1 alpha,25-dihydroxyvitaminD(3) [1,25(OH)(2)D-3] is capable of inhibiting the proliferation of acute myelogenous leukemia (AML). However, toxicity of hypercalcemia has limited the use of 1,25(OH)(2)D-3 in clinical trials. We have evaluated 11 synthesized vitamin D-3 analogs for their ability to inhibit clonal growth of HL-60 mycloid leukemic cells.
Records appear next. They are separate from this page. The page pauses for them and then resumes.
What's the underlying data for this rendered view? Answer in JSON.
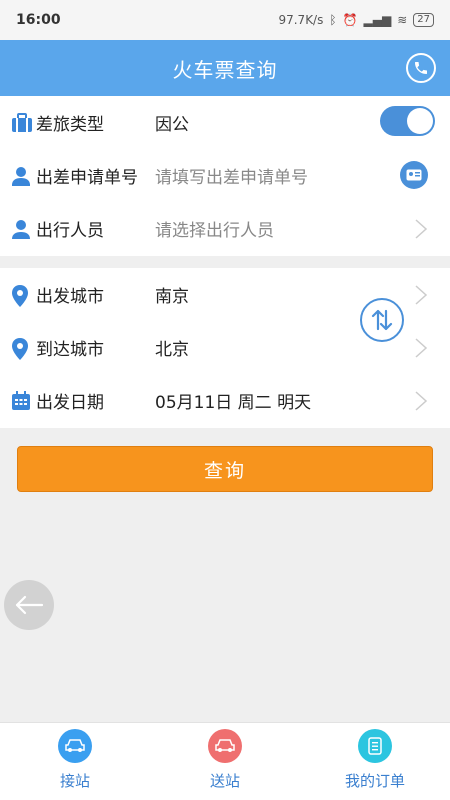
{
  "status_bar": {
    "time": "16:00",
    "speed": "97.7K/s",
    "battery": "27"
  },
  "header": {
    "title": "火车票查询",
    "phone_icon": "phone-icon"
  },
  "form": {
    "travel_type": {
      "label": "差旅类型",
      "value": "因公",
      "toggle_on": true
    },
    "application_no": {
      "label": "出差申请单号",
      "placeholder": "请填写出差申请单号"
    },
    "traveler": {
      "label": "出行人员",
      "placeholder": "请选择出行人员"
    },
    "from_city": {
      "label": "出发城市",
      "value": "南京"
    },
    "to_city": {
      "label": "到达城市",
      "value": "北京"
    },
    "depart_date": {
      "label": "出发日期",
      "value": "05月11日 周二 明天"
    }
  },
  "query_button": {
    "label": "查询"
  },
  "bottom_nav": {
    "items": [
      {
        "label": "接站",
        "color": "#3a9ff0",
        "icon": "car-icon"
      },
      {
        "label": "送站",
        "color": "#ef6f6f",
        "icon": "car-icon"
      },
      {
        "label": "我的订单",
        "color": "#2cc5e0",
        "icon": "order-icon"
      }
    ]
  },
  "colors": {
    "header": "#5aa6eb",
    "accent": "#4a90d9",
    "button": "#f7941d"
  }
}
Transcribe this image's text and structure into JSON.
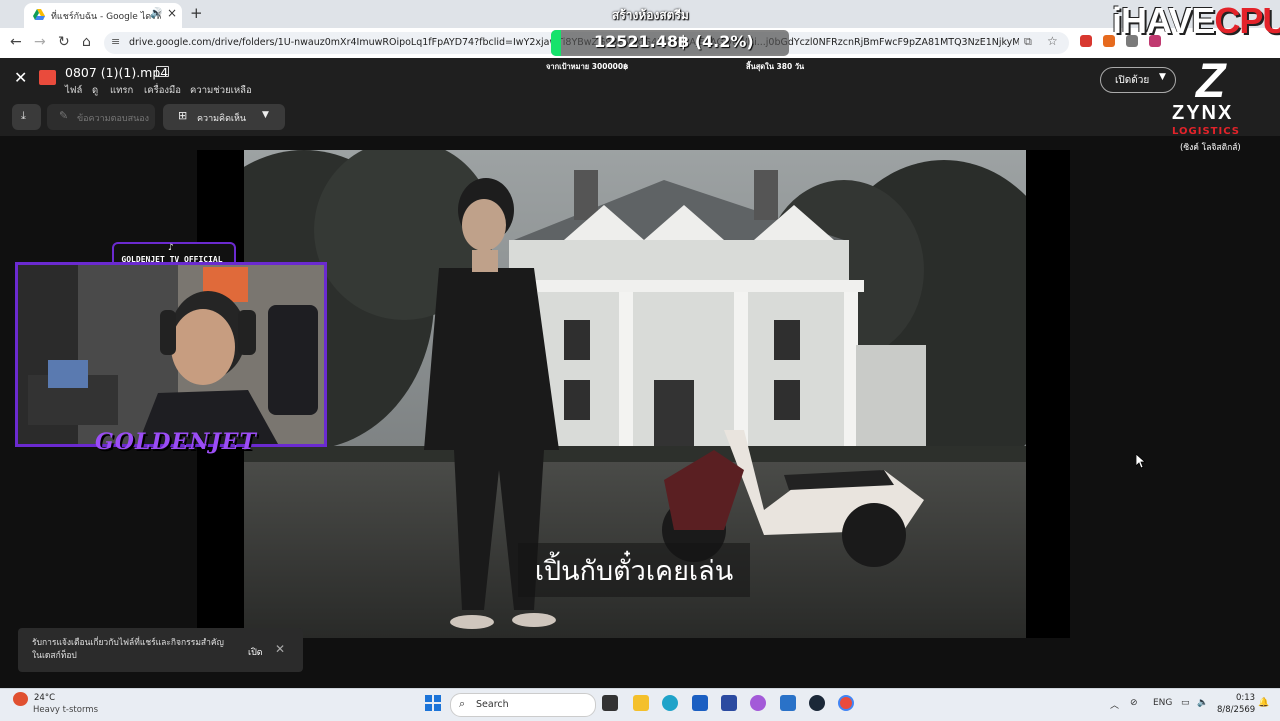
{
  "browser": {
    "tab_title": "ที่แชร์กับฉัน - Google ไดรฟ์",
    "url": "drive.google.com/drive/folders/1U-nwauz0mXr4ImuwROipoLq1fFpAYD74?fbclid=IwY2xjawTi8YBwZG9BGV4dG4DYWVtAjExAGJyaWRi...j0bGdYczl0NFRzcnRjBmFwcF9pZA81MTQ3NzE1NjkyMjgwNjE..."
  },
  "viewer": {
    "file_name": "0807 (1)(1).mp4",
    "menu": [
      "ไฟล์",
      "ดู",
      "แทรก",
      "เครื่องมือ",
      "ความช่วยเหลือ"
    ],
    "open_with_label": "เปิดด้วย",
    "caption_button_label": "ข้อความตอบสนอง",
    "comment_button_label": "ความคิดเห็น",
    "subtitle": "เปิ้นกับตั๋วเคยเล่น"
  },
  "stream_overlay": {
    "title": "สร้างห้องสตรีม",
    "donation_amount": "12521.48฿ (4.2%)",
    "donation_progress_percent": 4.2,
    "goal_label": "จากเป้าหมาย 300000฿",
    "ends_label": "สิ้นสุดใน 380 วัน",
    "webcam_handle": "GOLDENJET_TV_OFFICIAL",
    "webcam_name": "GOLDENJET",
    "sponsor_1": {
      "part1": "iHAVE",
      "part2": "CPU"
    },
    "sponsor_2": {
      "mark": "Z",
      "name": "ZYNX",
      "sub": "LOGISTICS",
      "thai": "(ซิงค์ โลจิสติกส์)"
    }
  },
  "toast": {
    "text": "รับการแจ้งเตือนเกี่ยวกับไฟล์ที่แชร์และกิจกรรมสำคัญในเดสก์ท็อป",
    "open_label": "เปิด"
  },
  "taskbar": {
    "temperature": "24°C",
    "weather": "Heavy t-storms",
    "search_placeholder": "Search",
    "lang": "ENG",
    "time": "0:13",
    "date": "8/8/2569"
  },
  "colors": {
    "accent_purple": "#6b2ad0",
    "progress_green": "#16e36b",
    "brand_red": "#e3232a"
  }
}
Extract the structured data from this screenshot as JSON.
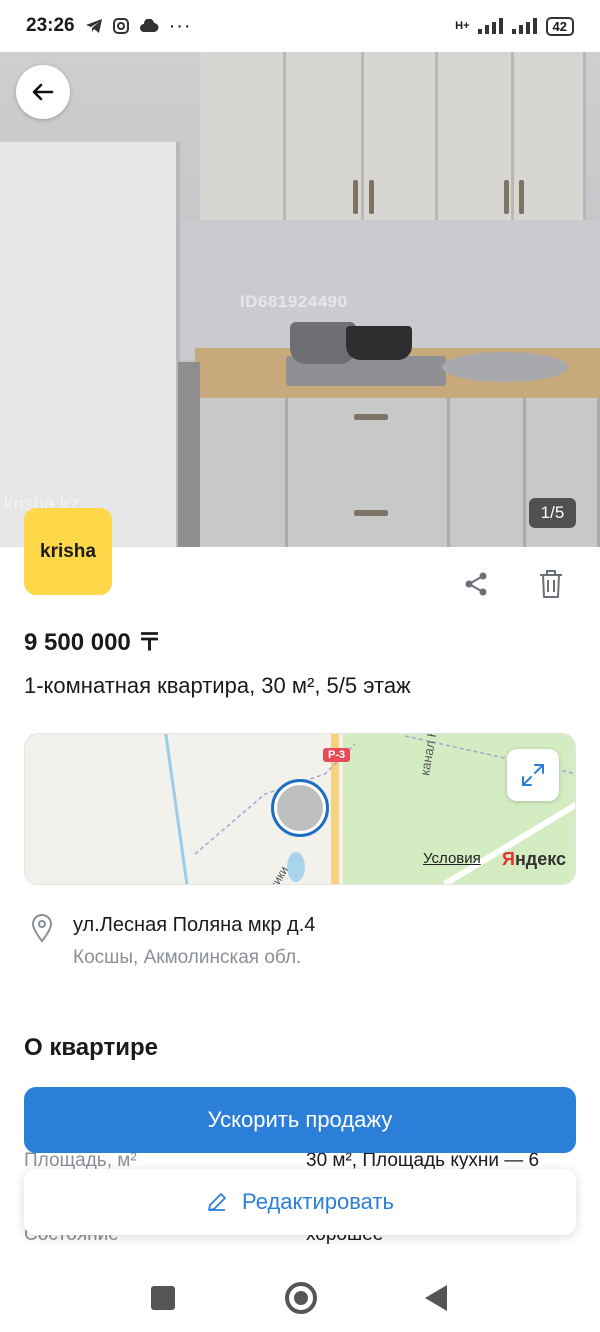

Among the 11 vitamin D-3 analogs, HY-11 (code name) showed the most potent antileukemic activity with 2.5x10(-6) M of IC50, however, it did not affect the cellular growth of normal peripheral blood mononuclear cells until 10(-6) M. Flow cytometric analysis indicated that HY-11 induced the G1 arrest in a dose-dependent manner, which was mediated via inactivation of CDK4 and CDK6 in association with upregulation of CDKI (cyclin-dependent kinase inhibitor), p27 and Rb protein. Induction of apoptosis was mediated via caspase-3 pathway in HY-11-treated HL-60. In addition, HY-11 enhanced the expression of TGF-beta 1, TGF-beta receptor type I and II and vitamin D3 receptor (VDR). VDR expression was increased by TGF-beta 1, suggesting that TGF-beta 1 might be involved in the antiproliferative effect of HY-11 on HL-60 cells by autocrine and paracrine regulation. Serum calcium levels were within normal limit when HY-11 was given intraperitoneally (i.p.) every other day for 5 weeks to BALB/c mice at the doses of 10(-7), 10(-6) and 10(-5) M. HY-11 inhibited the growth of WEHI-3BD(+) mouse leukemic cells in vitro, and syngeneic BALB/c mice that received WEHI-3BD(+) mouse leukemic cells and HY-11 had a significantly longer survival without producing hypercalcemia compared to control group. In summary, HY-11 is a vitamin D-3 analog that inhibited the proliferation of human AML cell line, HL-60, through induction of cell cycle arrest, triggering apoptosis as well as modulation of TGF-beta 1 and its receptors. In particular, HY-11 significantly increased the survival of mice that had myeloid leukemia without producing hypercalcemia.